Like catnip to cats, Fisherman's Friends to old people or, in a perfect world, meerkats to just about everyone, Wonda Shot and Shot posseses some evil magnetism I'm now powerless to avoid.

In other news. Before we went to sleep last night Yuka demanded to know why I've been pointing at the alarm clock after I've set it.


Spring's heading in all schizophrenic. It's dark, it's light, it's dark again - as if some vast kitchen fluorescent needs a new starter plug. The temperature too is bi-polar. Godzilla's out in the Nihonkai opening and closing a giant refrigerator. So they say.
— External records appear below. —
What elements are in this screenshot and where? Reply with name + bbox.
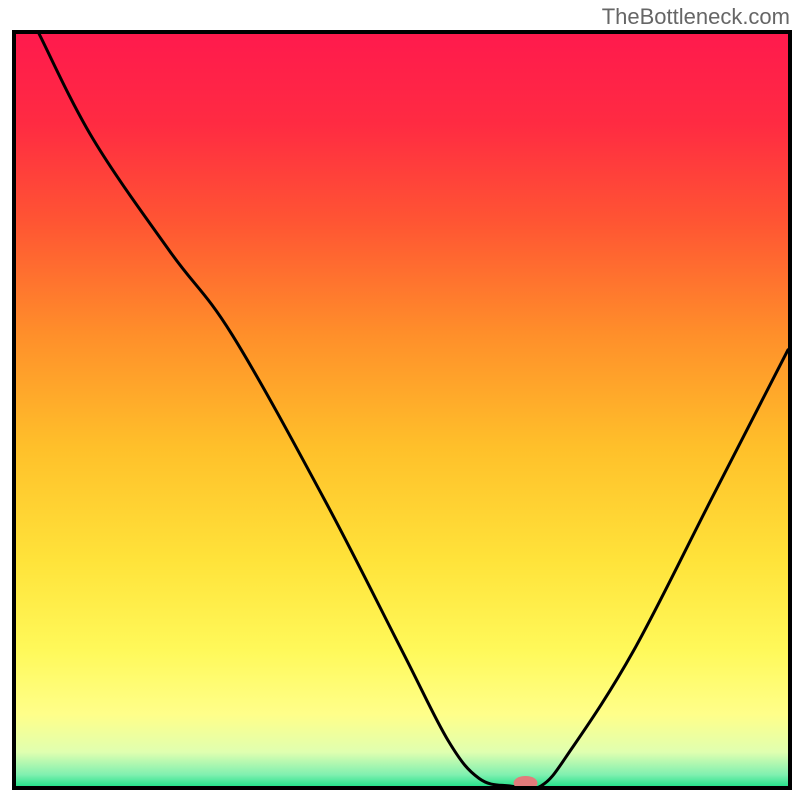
plot-svg xyxy=(16,34,788,786)
watermark-text: TheBottleneck.com xyxy=(602,4,790,30)
gradient-background xyxy=(16,34,788,786)
plot-area xyxy=(16,34,788,786)
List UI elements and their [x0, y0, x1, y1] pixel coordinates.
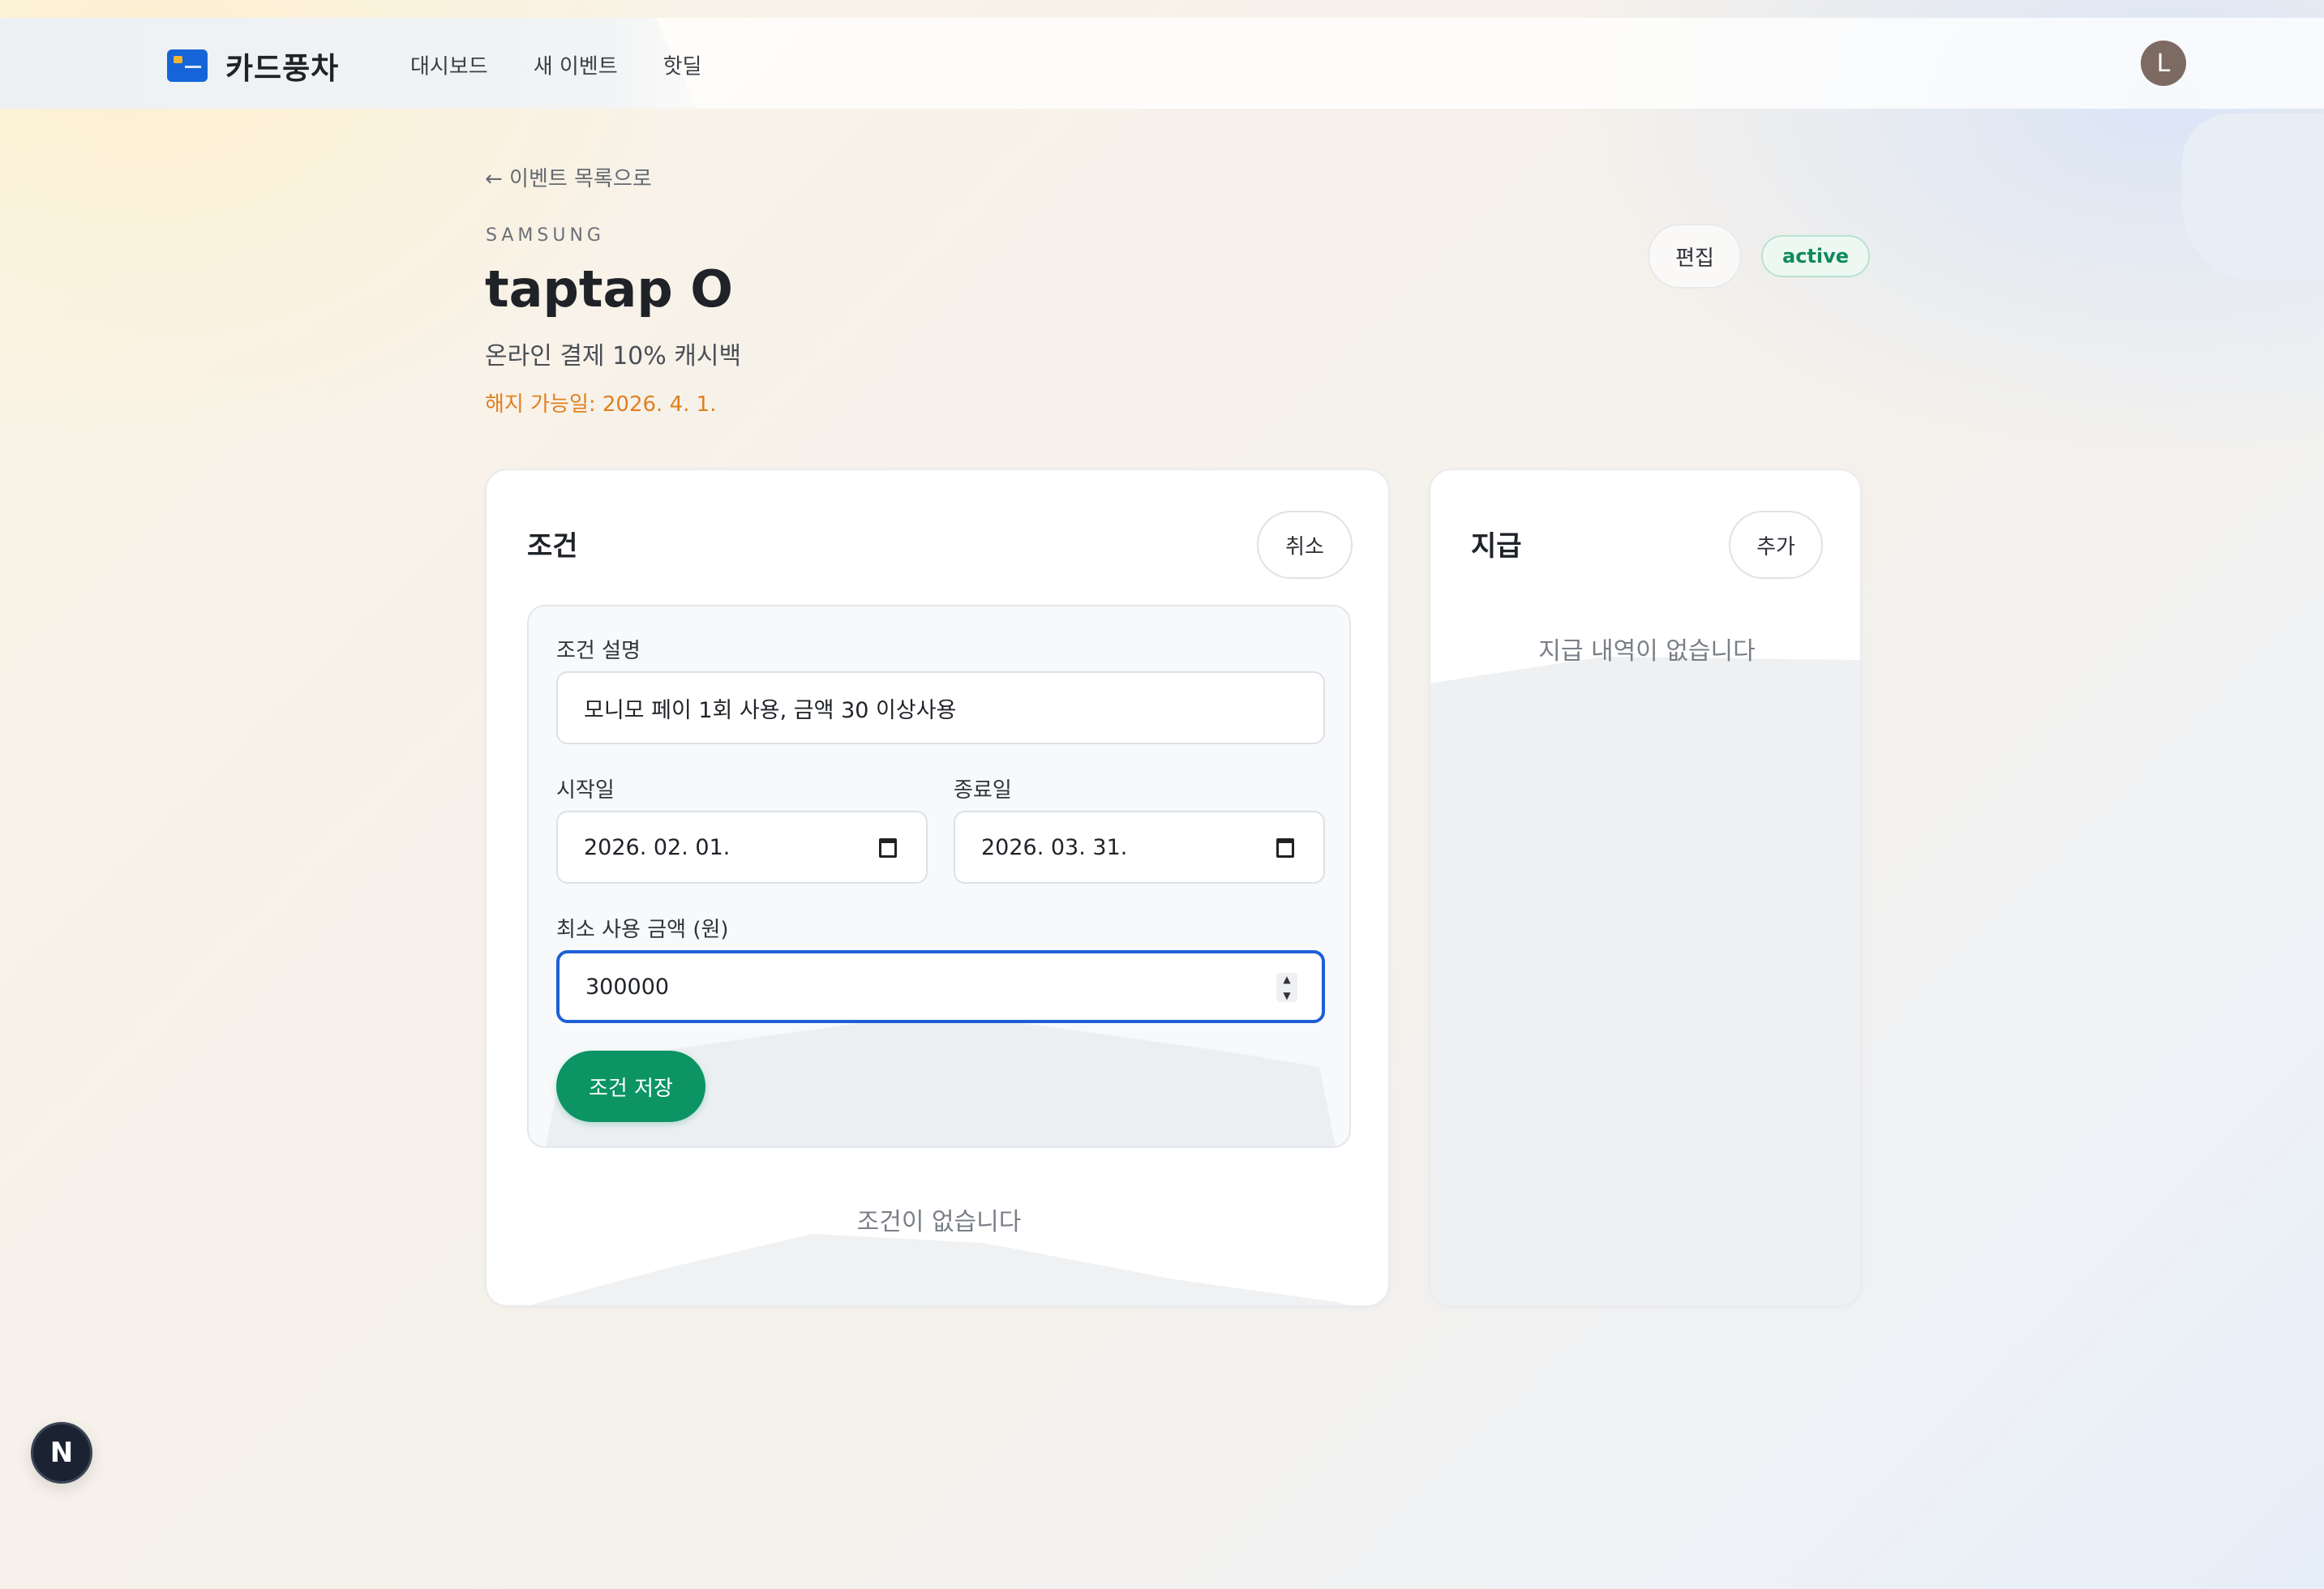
- payments-title: 지급: [1471, 530, 1522, 563]
- start-date-value: 2026. 02. 01.: [584, 834, 731, 860]
- conditions-panel: 조건 취소 조건 설명 모니모 페이 1회 사용, 금액 30 이상사용 시작일…: [485, 469, 1390, 1307]
- nextjs-dev-indicator[interactable]: N: [31, 1422, 92, 1484]
- background-blob: [2182, 114, 2324, 280]
- end-date-value: 2026. 03. 31.: [981, 834, 1128, 860]
- description-value: 모니모 페이 1회 사용, 금액 30 이상사용: [584, 697, 957, 723]
- end-date-input[interactable]: 2026. 03. 31.: [954, 811, 1325, 884]
- start-date-input[interactable]: 2026. 02. 01.: [556, 811, 928, 884]
- user-avatar[interactable]: L: [2141, 41, 2186, 86]
- event-subtitle: 온라인 결제 10% 캐시백: [485, 342, 742, 370]
- number-stepper[interactable]: ▲ ▼: [1276, 973, 1297, 1002]
- credit-card-icon: [167, 49, 208, 82]
- end-date-label: 종료일: [954, 778, 1012, 803]
- description-input[interactable]: 모니모 페이 1회 사용, 금액 30 이상사용: [556, 671, 1325, 744]
- card-issuer: SAMSUNG: [486, 225, 605, 246]
- description-label: 조건 설명: [556, 639, 641, 663]
- top-navigation-bar: 카드풍차 대시보드 새 이벤트 핫딜 L: [0, 18, 2324, 109]
- nav-hot-deals[interactable]: 핫딜: [663, 50, 702, 80]
- nav-dashboard[interactable]: 대시보드: [410, 50, 488, 80]
- nav-new-event[interactable]: 새 이벤트: [534, 50, 618, 80]
- conditions-empty-state: 조건이 없습니다: [856, 1208, 1022, 1236]
- calendar-icon[interactable]: [1276, 838, 1294, 858]
- cancel-date: 해지 가능일: 2026. 4. 1.: [485, 392, 717, 417]
- min-amount-label: 최소 사용 금액 (원): [556, 918, 729, 942]
- payments-panel: 지급 추가 지급 내역이 없습니다: [1429, 469, 1862, 1307]
- back-to-events-link[interactable]: ← 이벤트 목록으로: [485, 162, 652, 192]
- stepper-down-icon[interactable]: ▼: [1283, 989, 1290, 1002]
- save-condition-button[interactable]: 조건 저장: [556, 1051, 705, 1122]
- conditions-title: 조건: [527, 530, 578, 563]
- condition-form: 조건 설명 모니모 페이 1회 사용, 금액 30 이상사용 시작일 2026.…: [527, 605, 1351, 1148]
- min-amount-input[interactable]: 300000 ▲ ▼: [556, 950, 1325, 1023]
- start-date-label: 시작일: [556, 778, 615, 803]
- brand-logo-link[interactable]: 카드풍차: [167, 44, 339, 88]
- payments-empty-state: 지급 내역이 없습니다: [1538, 637, 1756, 666]
- page-title: taptap O: [485, 259, 734, 319]
- status-badge: active: [1761, 235, 1871, 277]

In Japan people who drive trains, airline attendants, and those in similar vocations, well, they do this odd pointing thing. They just point at stuff. It looks weird. I once watched a train driver point at the train cab windscreen 39 times between Wakayama and Osaka. On JAL flights stewardesses lock the cabin doors and then point at them. I saw this too. The pointing is a mnemonic. Like, "Hmmm, did I lock the cabin doors so no one gets sucked out at 5,000 feet? Yeah, I remember I did, 'cause I foolishly pointed at it just after I'd done it". See?

I lose a lot of tickets. Cinema tickets, flight tickets, bus tickets, dry cleaning tickets, multi-million yen winning lottery tickets, all of that. Mostly train tickets though. Often I wear trousers sporting eight pockets. This is stupid. That's a lot of pockets to lose tickets in. So I decide to try the ridiculous pointing thing. I put a train ticket in one of my pockets (meaning 7 wrong pockets were immediately created) and then, after first checking around to make sure no one was looking which they always, always are because I'm white and blonde and a nail that needs a real good hammering down, pointed at the pocket with the ticket in. I felt stupid. There I am on a station platform pointing at my own arse. I boarded the train feeling foolish (though I did manage to get off another, slightly sly little point - for good measure).

I didn't lose the ticket. I didn't rummage slightly panic-stricken through seven inconveniently placed erroneous pockets, as commuters swarmed over me by the ticket gates. I remembered having pointed. See? The pointing works! I've converted to pointing.